В воздухе здорово ощущалось скорое наступление больших холодов. Облетающие с деревьев желтые да красные листья, первые заморозки ночью. К собственному неудовольствию, Лешему пришлось снова надеть дурно пахнущие шкуры вервольфов. Разило от них так, что в глазах с непривычки слезилось, но приходилось терпеть – от вони еще никто не умирал, а вот замерзших лесной житель повидал не мало и в их числе оказаться не хотел. Леший спешил с запасами на морозные дни, рыл остывающую землю прямо когтями, выдирая съедобные корни. В дни неудавшейся охоты они прекрасно спасали от голода. Да и сухих веток для костра нужно было набрать как можно больше, про запас.

Когда в очередной раз Леший тащил к новой землянке ворох сучьев, где-то совсем близко закричали и взвились над лесом птицы. «Падальщики!» - сказал он сам себе и стремглав бросился к землянке. Каждый лесной житель знает, что птицы - падальщики кружатся над тем местом, где скоро будет, чем поживиться. Почти сразу с той же стороны донесся звук выстрела. Чуть замерев от этого непривычного звука, Леший бросил ветки у входа в берлогу, схватил охотничье копье и, набирая скорость, затрусил на птичий зов.

Через десяток минут заросли начали редеть, потом и вовсе расступились и Леший замер на краю поляны, не веря своим глазам.

Охота уже и правда заканчивалась, стая вурдалаков кольцом окружала запряженную лошадью кибитку. Самую настоящую, встречавшуюся раньше разве что в книгах про средневековье. Хозяева этого допотопного транспортного средства были явно не готовы к встрече с вервольфами. Кто-то уже без движения лежал в траве, чуть поодаль, у края поляны, двое оставшихся в живых пятились, намереваясь, видимо, скрыться в зарослях, но через несколько секунд все было кончено. Один из хищников с утробным рыком впился в глотку взбесившейся от ужаса лошади. По всему было видно, что напали вервольфы еще в лесу, сначала парой самых опытных охотников, и загнали жертв на поляну, где ждала остальная часть стаи. Так они обычно и охотились. Расправившись с такой легкой добычей, хищники с довольным урчанием взялись за трапезу.

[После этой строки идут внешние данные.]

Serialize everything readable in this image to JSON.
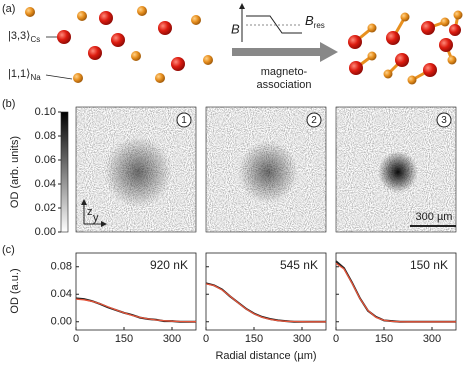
{
  "panel_a": {
    "label": "(a)",
    "cs_state": "|3,3⟩",
    "cs_sub": "Cs",
    "na_state": "|1,1⟩",
    "na_sub": "Na",
    "b_axis": "B",
    "bres": "B",
    "bres_sub": "res",
    "arrow_line1": "magneto-",
    "arrow_line2": "association"
  },
  "panel_b": {
    "label": "(b)",
    "colorbar": {
      "label": "OD (arb. units)",
      "lim": [
        0,
        0.1
      ],
      "ticks": [
        {
          "value": 0,
          "label": "0.00"
        },
        0.02,
        0.04,
        0.06,
        0.08,
        {
          "value": 0.1,
          "label": "0.10"
        }
      ]
    },
    "images": [
      {
        "number": "1"
      },
      {
        "number": "2"
      },
      {
        "number": "3"
      }
    ],
    "axis_z": "z",
    "axis_y": "y",
    "scale_bar": "300 µm"
  },
  "panel_c": {
    "label": "(c)"
  },
  "chart_data": [
    {
      "type": "line",
      "ylabel": "OD (a.u.)",
      "annotation": "920 nK",
      "x": [
        0,
        25,
        50,
        75,
        100,
        125,
        150,
        175,
        200,
        225,
        250,
        275,
        300,
        325,
        350,
        375
      ],
      "xlim": [
        0,
        375
      ],
      "xticks": [
        0,
        150,
        300
      ],
      "ylim": [
        -0.012,
        0.1
      ],
      "yticks": [
        {
          "value": 0,
          "label": "0.00"
        },
        0.04,
        0.08
      ],
      "series": [
        {
          "color": "#222222",
          "values": [
            0.034,
            0.033,
            0.03,
            0.026,
            0.021,
            0.017,
            0.013,
            0.01,
            0.006,
            0.004,
            0.003,
            0.001,
            0.001,
            0,
            0,
            0
          ]
        },
        {
          "color": "#e8553a",
          "values": [
            0.033,
            0.032,
            0.0298,
            0.0262,
            0.0218,
            0.0173,
            0.013,
            0.0093,
            0.0063,
            0.0041,
            0.0025,
            0.0015,
            0.0008,
            0.0004,
            0.0002,
            0.0001
          ]
        }
      ]
    },
    {
      "type": "line",
      "xlabel": "Radial distance (µm)",
      "annotation": "545 nK",
      "x": [
        0,
        25,
        50,
        75,
        100,
        125,
        150,
        175,
        200,
        225,
        250,
        275,
        300,
        325,
        350,
        375
      ],
      "xlim": [
        0,
        375
      ],
      "xticks": [
        0,
        150,
        300
      ],
      "ylim": [
        -0.012,
        0.1
      ],
      "yticks": [
        0,
        0.04,
        0.08
      ],
      "series": [
        {
          "color": "#222222",
          "values": [
            0.056,
            0.053,
            0.047,
            0.037,
            0.028,
            0.019,
            0.012,
            0.007,
            0.004,
            0.002,
            0.001,
            0,
            0,
            0,
            0,
            0
          ]
        },
        {
          "color": "#e8553a",
          "values": [
            0.055,
            0.0527,
            0.0463,
            0.0373,
            0.0275,
            0.0187,
            0.0116,
            0.0066,
            0.0034,
            0.0017,
            0.0007,
            0.0003,
            0.0001,
            0,
            0,
            0
          ]
        }
      ]
    },
    {
      "type": "line",
      "annotation": "150 nK",
      "x": [
        0,
        25,
        50,
        75,
        100,
        125,
        150,
        175,
        200,
        225,
        250,
        275,
        300,
        325,
        350,
        375
      ],
      "xlim": [
        0,
        375
      ],
      "xticks": [
        0,
        150,
        300
      ],
      "ylim": [
        -0.012,
        0.1
      ],
      "yticks": [
        0,
        0.04,
        0.08
      ],
      "series": [
        {
          "color": "#222222",
          "values": [
            0.088,
            0.078,
            0.057,
            0.034,
            0.016,
            0.007,
            0.002,
            0.001,
            0,
            0,
            0,
            0,
            0,
            0,
            0,
            0
          ]
        },
        {
          "color": "#e8553a",
          "values": [
            0.085,
            0.0767,
            0.0562,
            0.0335,
            0.0163,
            0.0064,
            0.0021,
            0.0005,
            0.0001,
            0,
            0,
            0,
            0,
            0,
            0,
            0
          ]
        }
      ]
    }
  ]
}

Вид человеческой крови вывел Лешего из оцепенения. К счастью, на поляну он выскочил с подветренной стороны и вервольфы еще не учуяли его. Поглубже заворачиваясь в шкуру и медленно водя перед собой копьем,  человек двинулся к центру поляны, прикидывая расстановку сил. Двое с другого края, у зарослей, еще двое поближе к центру, еще один, прикончив лошадь, неуклюже пытался забраться в кибитку, приподнимая длинным плешивым носом засаленный полог. Никто из них не замечал человека и Леший наконец решился. Одним броском подскочил к повозке и пинком ноги отбросил вурдалака в сторону, вонзив в не успевшего опомниться и вскочить хищника копье. На протяжный визг собрата бросился еще один вурдалак, самый крупный, должно быть вожак стаи, и намертво впился Лешему в запястье. Тот, охнув, выронил копье, но почти инстинктивно потянулся другой рукой к ножнам. Мутант зарычал и дернул на себя. Леший закричал от боли, теряя равновесие и стараясь падая завалить и прижать противника к земле. Хищник пробовал обороняться, изо всех сил лягаясь задними лапами и крепче сжимая зубы, но человек с большим трудом смог всадить ему в живот нож. Вурдалак скулил, получая удар за ударом, но быстро затих. Леший поднялся, опираясь на здоровую руку, ей же подхватил копье. Остальные мутанты переминались в стороне, это явно был молодняк, и после потери вожака оставшиеся кутята потеряли былую воинственность. Леший пронзительно свистнул, взмахнув перед собой копьем, вервольфы, поскуливая, развернулись и потрусили к ближайшим зарослям. Разорванная рука невыносимо болела, но уходить с поляны, не забрав с собой добычу, человек не хотел – остатки стаи вполне могли вернуться и продолжить трапезу. Не долго думая, Леший направился к кибитке и запрыгнул внутрь. Искать лекарства пришлось недолго – потрепанная брезентовая сумка с еле проступавшим сквозь толстый слой грязи и пыли красным крестиком лежала на виду. Морщась и обильно поливая рану спиртом, Леший мимоходом разглядывал остальные вещи. Он и до того, не испытывал никакой скорби по погибшим путешественникам, а увидев множество ящиков и тюков, смутно обрадовался, тут же устыдившись этого чувства.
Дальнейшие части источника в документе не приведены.